CHINA—First Phase of Heatherwick Studio’s Mixed-Use Development 1,000 Trees Opens in Shanghai
Andreea Cutieru, ArchDaily, January 6, 2021
The mixed-use development, 1,000 Trees, in Shanghai incorporates an orthogonal grid of tree-topped columns that act as a “visual extension” of a nearby park. The project is built upon the site of a former flour factory and sits alongside a creek. The first phase of the project was recently inaugurated, and the second phase will involve a “hanging gardens” design above the existing structure.

Kristoffer Trolle | Wikimedia Commons
Kristoffer Trolle | Wikimedia Commons

EUROPE—European Commission Prioritizes Cyclists and Pedestrians in Cities for “First Time in History”

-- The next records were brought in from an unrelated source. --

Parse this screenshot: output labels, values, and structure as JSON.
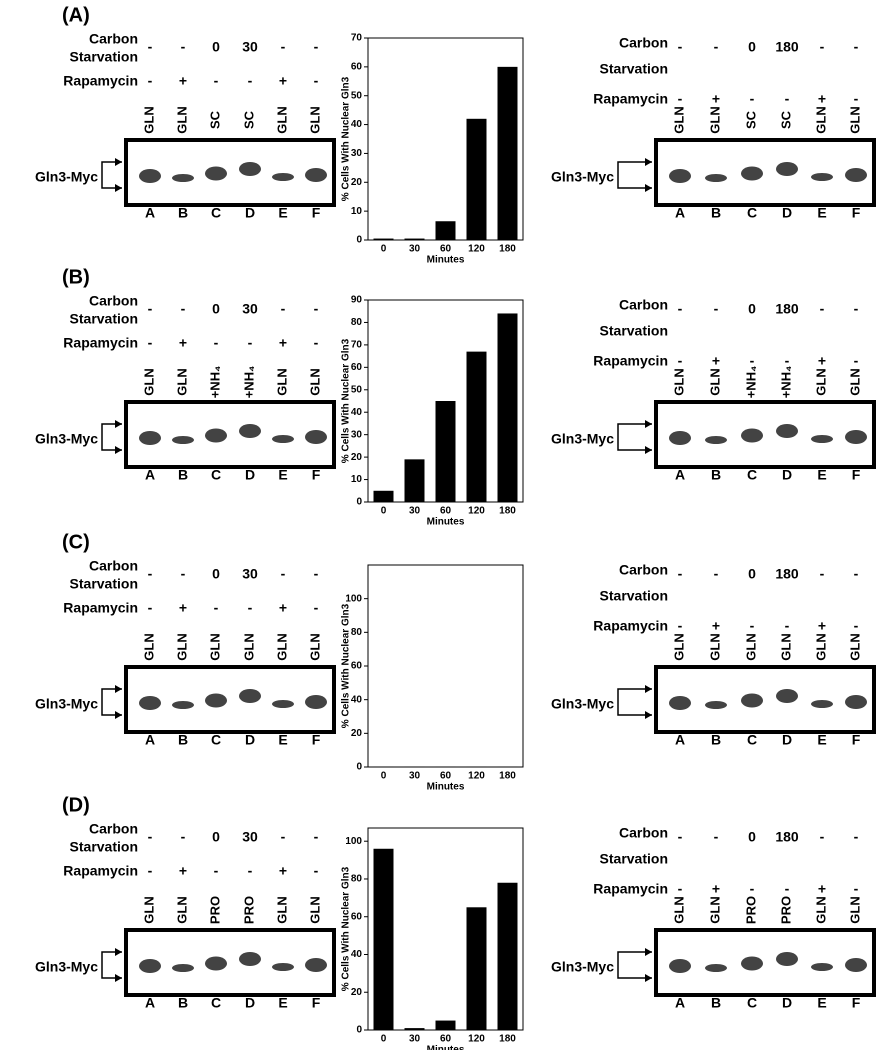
{
  "panels": [
    {
      "label": "(A)",
      "left": {
        "carbon_label": "Carbon",
        "starvation_label": "Starvation",
        "rapamycin_label": "Rapamycin",
        "carbon": [
          "-",
          "-",
          "0",
          "30",
          "-",
          "-"
        ],
        "rapamycin": [
          "-",
          "+",
          "-",
          "-",
          "+",
          "-"
        ],
        "lane_conditions": [
          "GLN",
          "GLN",
          "SC",
          "SC",
          "GLN",
          "GLN"
        ],
        "lanes": [
          "A",
          "B",
          "C",
          "D",
          "E",
          "F"
        ],
        "protein": "Gln3-Myc"
      },
      "right": {
        "carbon_label": "Carbon",
        "starvation_label": "Starvation",
        "rapamycin_label": "Rapamycin",
        "carbon": [
          "-",
          "-",
          "0",
          "180",
          "-",
          "-"
        ],
        "rapamycin": [
          "-",
          "+",
          "-",
          "-",
          "+",
          "-"
        ],
        "lane_conditions": [
          "GLN",
          "GLN",
          "SC",
          "SC",
          "GLN",
          "GLN"
        ],
        "lanes": [
          "A",
          "B",
          "C",
          "D",
          "E",
          "F"
        ],
        "protein": "Gln3-Myc"
      }
    },
    {
      "label": "(B)",
      "left": {
        "carbon_label": "Carbon",
        "starvation_label": "Starvation",
        "rapamycin_label": "Rapamycin",
        "carbon": [
          "-",
          "-",
          "0",
          "30",
          "-",
          "-"
        ],
        "rapamycin": [
          "-",
          "+",
          "-",
          "-",
          "+",
          "-"
        ],
        "lane_conditions": [
          "GLN",
          "GLN",
          "+NH₄",
          "+NH₄",
          "GLN",
          "GLN"
        ],
        "lanes": [
          "A",
          "B",
          "C",
          "D",
          "E",
          "F"
        ],
        "protein": "Gln3-Myc"
      },
      "right": {
        "carbon_label": "Carbon",
        "starvation_label": "Starvation",
        "rapamycin_label": "Rapamycin",
        "carbon": [
          "-",
          "-",
          "0",
          "180",
          "-",
          "-"
        ],
        "rapamycin": [
          "-",
          "+",
          "-",
          "-",
          "+",
          "-"
        ],
        "lane_conditions": [
          "GLN",
          "GLN",
          "+NH₄",
          "+NH₄",
          "GLN",
          "GLN"
        ],
        "lanes": [
          "A",
          "B",
          "C",
          "D",
          "E",
          "F"
        ],
        "protein": "Gln3-Myc"
      }
    },
    {
      "label": "(C)",
      "left": {
        "carbon_label": "Carbon",
        "starvation_label": "Starvation",
        "rapamycin_label": "Rapamycin",
        "carbon": [
          "-",
          "-",
          "0",
          "30",
          "-",
          "-"
        ],
        "rapamycin": [
          "-",
          "+",
          "-",
          "-",
          "+",
          "-"
        ],
        "lane_conditions": [
          "GLN",
          "GLN",
          "GLN",
          "GLN",
          "GLN",
          "GLN"
        ],
        "lanes": [
          "A",
          "B",
          "C",
          "D",
          "E",
          "F"
        ],
        "protein": "Gln3-Myc"
      },
      "right": {
        "carbon_label": "Carbon",
        "starvation_label": "Starvation",
        "rapamycin_label": "Rapamycin",
        "carbon": [
          "-",
          "-",
          "0",
          "180",
          "-",
          "-"
        ],
        "rapamycin": [
          "-",
          "+",
          "-",
          "-",
          "+",
          "-"
        ],
        "lane_conditions": [
          "GLN",
          "GLN",
          "GLN",
          "GLN",
          "GLN",
          "GLN"
        ],
        "lanes": [
          "A",
          "B",
          "C",
          "D",
          "E",
          "F"
        ],
        "protein": "Gln3-Myc"
      }
    },
    {
      "label": "(D)",
      "left": {
        "carbon_label": "Carbon",
        "starvation_label": "Starvation",
        "rapamycin_label": "Rapamycin",
        "carbon": [
          "-",
          "-",
          "0",
          "30",
          "-",
          "-"
        ],
        "rapamycin": [
          "-",
          "+",
          "-",
          "-",
          "+",
          "-"
        ],
        "lane_conditions": [
          "GLN",
          "GLN",
          "PRO",
          "PRO",
          "GLN",
          "GLN"
        ],
        "lanes": [
          "A",
          "B",
          "C",
          "D",
          "E",
          "F"
        ],
        "protein": "Gln3-Myc"
      },
      "right": {
        "carbon_label": "Carbon",
        "starvation_label": "Starvation",
        "rapamycin_label": "Rapamycin",
        "carbon": [
          "-",
          "-",
          "0",
          "180",
          "-",
          "-"
        ],
        "rapamycin": [
          "-",
          "+",
          "-",
          "-",
          "+",
          "-"
        ],
        "lane_conditions": [
          "GLN",
          "GLN",
          "PRO",
          "PRO",
          "GLN",
          "GLN"
        ],
        "lanes": [
          "A",
          "B",
          "C",
          "D",
          "E",
          "F"
        ],
        "protein": "Gln3-Myc"
      }
    }
  ],
  "chart_data": [
    {
      "type": "bar",
      "ylabel": "% Cells With Nuclear Gln3",
      "xlabel": "Minutes",
      "categories": [
        "0",
        "30",
        "60",
        "120",
        "180"
      ],
      "values": [
        0.5,
        0.5,
        6.5,
        42,
        60
      ],
      "color": "#000000",
      "ylim": [
        0,
        70
      ],
      "yticks": [
        0,
        10,
        20,
        30,
        40,
        50,
        60,
        70
      ]
    },
    {
      "type": "bar",
      "ylabel": "% Cells With Nuclear Gln3",
      "xlabel": "Minutes",
      "categories": [
        "0",
        "30",
        "60",
        "120",
        "180"
      ],
      "values": [
        5,
        19,
        45,
        67,
        84
      ],
      "color": "#000000",
      "ylim": [
        0,
        90
      ],
      "yticks": [
        0,
        10,
        20,
        30,
        40,
        50,
        60,
        70,
        80,
        90
      ]
    },
    {
      "type": "bar",
      "ylabel": "% Cells With Nuclear Gln3",
      "xlabel": "Minutes",
      "categories": [
        "0",
        "30",
        "60",
        "120",
        "180"
      ],
      "values": [
        0.3,
        0.3,
        0.3,
        0.3,
        0.3
      ],
      "color": "#000000",
      "ylim": [
        0,
        120
      ],
      "yticks": [
        0,
        20,
        40,
        60,
        80,
        100
      ]
    },
    {
      "type": "bar",
      "ylabel": "% Cells With Nuclear Gln3",
      "xlabel": "Minutes",
      "categories": [
        "0",
        "30",
        "60",
        "120",
        "180"
      ],
      "values": [
        96,
        1,
        5,
        65,
        78
      ],
      "color": "#000000",
      "ylim": [
        0,
        107
      ],
      "yticks": [
        0,
        20,
        40,
        60,
        80,
        100
      ]
    }
  ]
}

Jennifer Hahn, Dezeen, January 5, 2021
As part of an effort to achieve carbon neutrality in Europe by 2050, the European Commission has proposed prioritizing walking and cycling in transportation plans. If approved, the change would require the 424 cities in the Trans European Transportation Network (TEN-T) to create sustainable urban mobility plans for implementation by 2025. The proposed initiative, if implemented, is projected to reduce transportation emissions by 90 percent by prioritizing transit and active transportation.